Two years ago, at the age of 55, Jeremy Coller had something of a midlife crisis. One of the most successful figures in U.K. private equity, Coller is CIO of London-based Coller Capital. His most recent fund, Coller International Partners VII, raised more than $7 billion. With a team of some 160, including 15 investment professionals, and offices in New York and Hong Kong, $17 billion Coller Capital is the world’s largest asset manager dedicated to secondary-market private equity.
Yet despite his professional achievements, Coller felt that his biography was a snooze. While still committed to building the business he founded in 1990, he decided to also do something more interesting with his life.
Other people reaching the half-century mark and totting up the ledger of their accomplishments might buy a Ferrari or take off around the world. But when Coller sat down and thought about the future, he realized what he had to do. His goal is simple but ambitious: End animal factory farming within 40 years.
To do that he’s enlisting the help of the institutional investor community. For Coller, raising animals for consumption in factories rather than on pasture land isn’t just cruel — it’s a health, safety and investment risk. At the same time, the innovations necessary to sustain a growing global population, and to cater to changing diets as demand for meat increases in developing countries, offer attractive investment opportunities in areas such as venture capital and agriculture.
“This is not about vegetarianism,” insists Coller, now 57, who himself became a vegetarian at age 11 as a response to inhumane farming practices. Last year, with backing from his family’s Jeremy Coller Foundation, he launched an initiative called FAIRR, or Farm Animal Investment Risk and Return, to raise investor awareness.
Taking a page from the playbook of recent environmental activist campaigns over the financial risk that climate change poses to investor portfolios, FAIRR highlights the economic risk — as well as the environmental and health costs — associated with continuing to consume animals raised in factories. Fed on products such as soy and corn instead of being allowed to graze naturally, these animals use resources far less efficiently and cause much more environmental damage than their free-roaming counterparts. The Coller initiative has identified 28 risk factors associated with the production and consumption of factory-raised meat.

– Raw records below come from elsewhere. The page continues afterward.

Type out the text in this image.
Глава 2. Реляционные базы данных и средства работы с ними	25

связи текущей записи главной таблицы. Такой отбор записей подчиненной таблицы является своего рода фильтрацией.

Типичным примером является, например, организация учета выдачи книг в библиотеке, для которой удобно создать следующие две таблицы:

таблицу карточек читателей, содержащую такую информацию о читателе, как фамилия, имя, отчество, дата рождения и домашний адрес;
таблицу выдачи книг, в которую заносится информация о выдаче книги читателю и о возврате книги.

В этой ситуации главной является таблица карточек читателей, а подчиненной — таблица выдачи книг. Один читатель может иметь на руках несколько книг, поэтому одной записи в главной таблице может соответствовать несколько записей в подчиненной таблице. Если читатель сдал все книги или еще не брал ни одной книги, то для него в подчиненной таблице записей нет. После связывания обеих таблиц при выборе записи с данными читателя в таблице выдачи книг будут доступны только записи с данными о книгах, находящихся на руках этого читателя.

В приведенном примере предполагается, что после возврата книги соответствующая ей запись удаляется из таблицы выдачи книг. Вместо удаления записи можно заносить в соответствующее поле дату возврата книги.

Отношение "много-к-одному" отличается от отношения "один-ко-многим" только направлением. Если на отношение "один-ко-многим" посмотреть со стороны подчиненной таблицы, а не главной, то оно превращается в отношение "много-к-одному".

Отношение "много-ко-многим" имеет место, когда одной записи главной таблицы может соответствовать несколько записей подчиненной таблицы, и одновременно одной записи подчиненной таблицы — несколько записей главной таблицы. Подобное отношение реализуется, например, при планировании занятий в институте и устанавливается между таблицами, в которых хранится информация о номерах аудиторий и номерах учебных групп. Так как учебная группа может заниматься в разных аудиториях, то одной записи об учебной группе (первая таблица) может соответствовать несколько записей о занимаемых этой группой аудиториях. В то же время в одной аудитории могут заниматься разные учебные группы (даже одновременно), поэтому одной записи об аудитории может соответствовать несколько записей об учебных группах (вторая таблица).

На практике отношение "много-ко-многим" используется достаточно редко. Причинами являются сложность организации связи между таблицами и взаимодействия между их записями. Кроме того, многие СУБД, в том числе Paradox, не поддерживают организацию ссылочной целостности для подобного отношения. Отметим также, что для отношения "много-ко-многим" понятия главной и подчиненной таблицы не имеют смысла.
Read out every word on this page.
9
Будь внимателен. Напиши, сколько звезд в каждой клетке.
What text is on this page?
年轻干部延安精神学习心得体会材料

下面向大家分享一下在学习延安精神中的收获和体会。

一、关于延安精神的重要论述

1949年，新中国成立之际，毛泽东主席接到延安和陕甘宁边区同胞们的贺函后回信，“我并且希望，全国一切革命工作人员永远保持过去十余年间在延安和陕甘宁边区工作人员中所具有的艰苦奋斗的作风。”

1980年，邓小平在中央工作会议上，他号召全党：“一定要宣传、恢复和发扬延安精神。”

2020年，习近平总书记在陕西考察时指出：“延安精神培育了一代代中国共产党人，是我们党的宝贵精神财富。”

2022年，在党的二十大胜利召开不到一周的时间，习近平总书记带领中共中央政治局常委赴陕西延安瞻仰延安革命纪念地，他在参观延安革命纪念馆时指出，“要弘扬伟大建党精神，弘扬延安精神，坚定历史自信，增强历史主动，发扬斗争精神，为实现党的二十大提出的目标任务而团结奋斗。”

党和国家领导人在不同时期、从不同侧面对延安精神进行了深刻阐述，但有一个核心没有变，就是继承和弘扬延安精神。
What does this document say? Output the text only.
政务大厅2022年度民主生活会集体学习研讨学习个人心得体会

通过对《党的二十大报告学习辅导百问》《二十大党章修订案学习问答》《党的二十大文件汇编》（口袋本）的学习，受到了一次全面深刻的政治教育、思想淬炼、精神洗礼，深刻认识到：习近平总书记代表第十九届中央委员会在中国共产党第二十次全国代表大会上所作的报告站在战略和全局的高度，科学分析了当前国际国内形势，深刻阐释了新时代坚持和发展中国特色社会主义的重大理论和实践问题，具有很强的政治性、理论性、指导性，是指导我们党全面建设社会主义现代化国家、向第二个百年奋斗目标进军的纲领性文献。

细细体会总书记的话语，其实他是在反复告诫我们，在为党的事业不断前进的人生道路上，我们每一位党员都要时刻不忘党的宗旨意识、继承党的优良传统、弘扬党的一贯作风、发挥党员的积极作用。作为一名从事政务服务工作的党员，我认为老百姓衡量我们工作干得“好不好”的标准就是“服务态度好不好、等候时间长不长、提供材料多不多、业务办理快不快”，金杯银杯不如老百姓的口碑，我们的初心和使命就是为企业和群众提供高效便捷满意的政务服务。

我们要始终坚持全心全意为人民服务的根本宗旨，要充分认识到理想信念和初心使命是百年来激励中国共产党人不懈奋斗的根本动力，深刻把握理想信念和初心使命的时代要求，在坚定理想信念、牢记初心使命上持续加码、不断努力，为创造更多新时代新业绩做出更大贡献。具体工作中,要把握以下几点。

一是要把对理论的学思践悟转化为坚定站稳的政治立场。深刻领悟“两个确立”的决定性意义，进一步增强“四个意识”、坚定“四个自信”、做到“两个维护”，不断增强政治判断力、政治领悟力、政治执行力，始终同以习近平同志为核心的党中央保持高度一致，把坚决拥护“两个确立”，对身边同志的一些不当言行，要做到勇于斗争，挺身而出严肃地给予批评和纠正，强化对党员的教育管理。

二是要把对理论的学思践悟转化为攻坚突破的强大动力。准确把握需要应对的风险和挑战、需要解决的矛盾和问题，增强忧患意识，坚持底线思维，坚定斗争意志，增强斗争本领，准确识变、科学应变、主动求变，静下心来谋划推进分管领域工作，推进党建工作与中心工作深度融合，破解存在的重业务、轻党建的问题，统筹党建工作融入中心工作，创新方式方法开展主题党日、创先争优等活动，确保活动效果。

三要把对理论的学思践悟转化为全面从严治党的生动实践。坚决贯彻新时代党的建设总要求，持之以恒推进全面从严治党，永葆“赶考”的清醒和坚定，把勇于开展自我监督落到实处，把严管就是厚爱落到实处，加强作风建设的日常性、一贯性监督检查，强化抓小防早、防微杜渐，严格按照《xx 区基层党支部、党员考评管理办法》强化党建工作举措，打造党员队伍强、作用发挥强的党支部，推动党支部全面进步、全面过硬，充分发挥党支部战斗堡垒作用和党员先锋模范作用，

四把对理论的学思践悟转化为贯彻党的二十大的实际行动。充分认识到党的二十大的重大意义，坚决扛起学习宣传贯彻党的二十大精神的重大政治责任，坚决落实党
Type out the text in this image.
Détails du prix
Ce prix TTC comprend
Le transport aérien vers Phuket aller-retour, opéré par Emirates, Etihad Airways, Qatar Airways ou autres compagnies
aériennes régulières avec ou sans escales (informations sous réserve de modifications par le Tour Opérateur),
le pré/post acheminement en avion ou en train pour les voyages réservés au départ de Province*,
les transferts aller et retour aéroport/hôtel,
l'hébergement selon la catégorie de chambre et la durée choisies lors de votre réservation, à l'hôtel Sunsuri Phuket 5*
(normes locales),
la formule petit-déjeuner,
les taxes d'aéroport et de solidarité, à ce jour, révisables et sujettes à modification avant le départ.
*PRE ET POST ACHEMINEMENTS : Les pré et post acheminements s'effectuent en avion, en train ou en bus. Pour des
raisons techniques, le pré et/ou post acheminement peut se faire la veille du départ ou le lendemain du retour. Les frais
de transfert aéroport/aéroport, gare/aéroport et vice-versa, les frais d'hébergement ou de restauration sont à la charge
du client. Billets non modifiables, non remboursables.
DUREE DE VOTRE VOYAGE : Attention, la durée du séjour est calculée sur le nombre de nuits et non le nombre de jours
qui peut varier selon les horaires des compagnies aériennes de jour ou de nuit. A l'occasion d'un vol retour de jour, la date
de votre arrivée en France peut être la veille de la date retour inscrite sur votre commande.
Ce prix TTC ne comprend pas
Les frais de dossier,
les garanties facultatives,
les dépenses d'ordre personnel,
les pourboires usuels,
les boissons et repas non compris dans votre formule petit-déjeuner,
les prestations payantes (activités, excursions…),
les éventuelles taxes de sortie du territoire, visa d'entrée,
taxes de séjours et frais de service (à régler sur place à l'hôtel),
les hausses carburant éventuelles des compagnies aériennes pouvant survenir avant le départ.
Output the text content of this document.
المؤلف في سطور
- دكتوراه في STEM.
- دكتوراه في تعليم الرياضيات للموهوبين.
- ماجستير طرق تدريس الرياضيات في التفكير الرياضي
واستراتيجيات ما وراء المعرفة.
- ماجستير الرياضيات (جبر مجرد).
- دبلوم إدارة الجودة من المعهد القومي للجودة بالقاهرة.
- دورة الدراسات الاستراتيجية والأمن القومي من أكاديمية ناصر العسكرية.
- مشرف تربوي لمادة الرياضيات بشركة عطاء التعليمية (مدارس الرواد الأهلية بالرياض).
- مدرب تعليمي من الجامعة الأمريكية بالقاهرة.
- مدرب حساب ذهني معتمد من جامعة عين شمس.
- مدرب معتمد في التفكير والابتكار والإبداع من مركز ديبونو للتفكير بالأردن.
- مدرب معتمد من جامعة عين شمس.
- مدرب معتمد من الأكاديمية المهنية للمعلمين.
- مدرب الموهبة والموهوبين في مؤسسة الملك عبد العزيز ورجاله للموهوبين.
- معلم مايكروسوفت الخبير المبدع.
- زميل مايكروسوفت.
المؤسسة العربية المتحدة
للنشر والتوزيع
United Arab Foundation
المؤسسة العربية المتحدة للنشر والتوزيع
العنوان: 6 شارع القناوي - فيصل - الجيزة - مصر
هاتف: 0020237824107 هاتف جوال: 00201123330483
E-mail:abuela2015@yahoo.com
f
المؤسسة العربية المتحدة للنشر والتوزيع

FAIRR is encouraging investors to join its effort and sign up to three principles: Consider farm animal welfare an environmental, social and governance (ESG) issue in investment decision making, consider including it in investment monitoring, and support transparency on the matter by portfolio companies. Among those that have taken the pledge: Scottish financial services firm Alliance Trust, European asset manager and financial services provider Allianz and Boston Common Asset Management, a U.S. socially responsible investment firm. In December, Dutch asset management giant Robeco became one of 16 major institutional investors to join the Business Benchmark on Farm Animal Welfare, a London-based nonprofit that Coller helps support, which pushes companies to treat their animals better.
Coller acknowledges that animal welfare is not an obvious priority for most investors. But as he likes to remind his audience, “People are also animals.” Pigs, cows, sheep and chickens can’t stand up for themselves — all the more reason to fight harder for their, and investors’, best interests.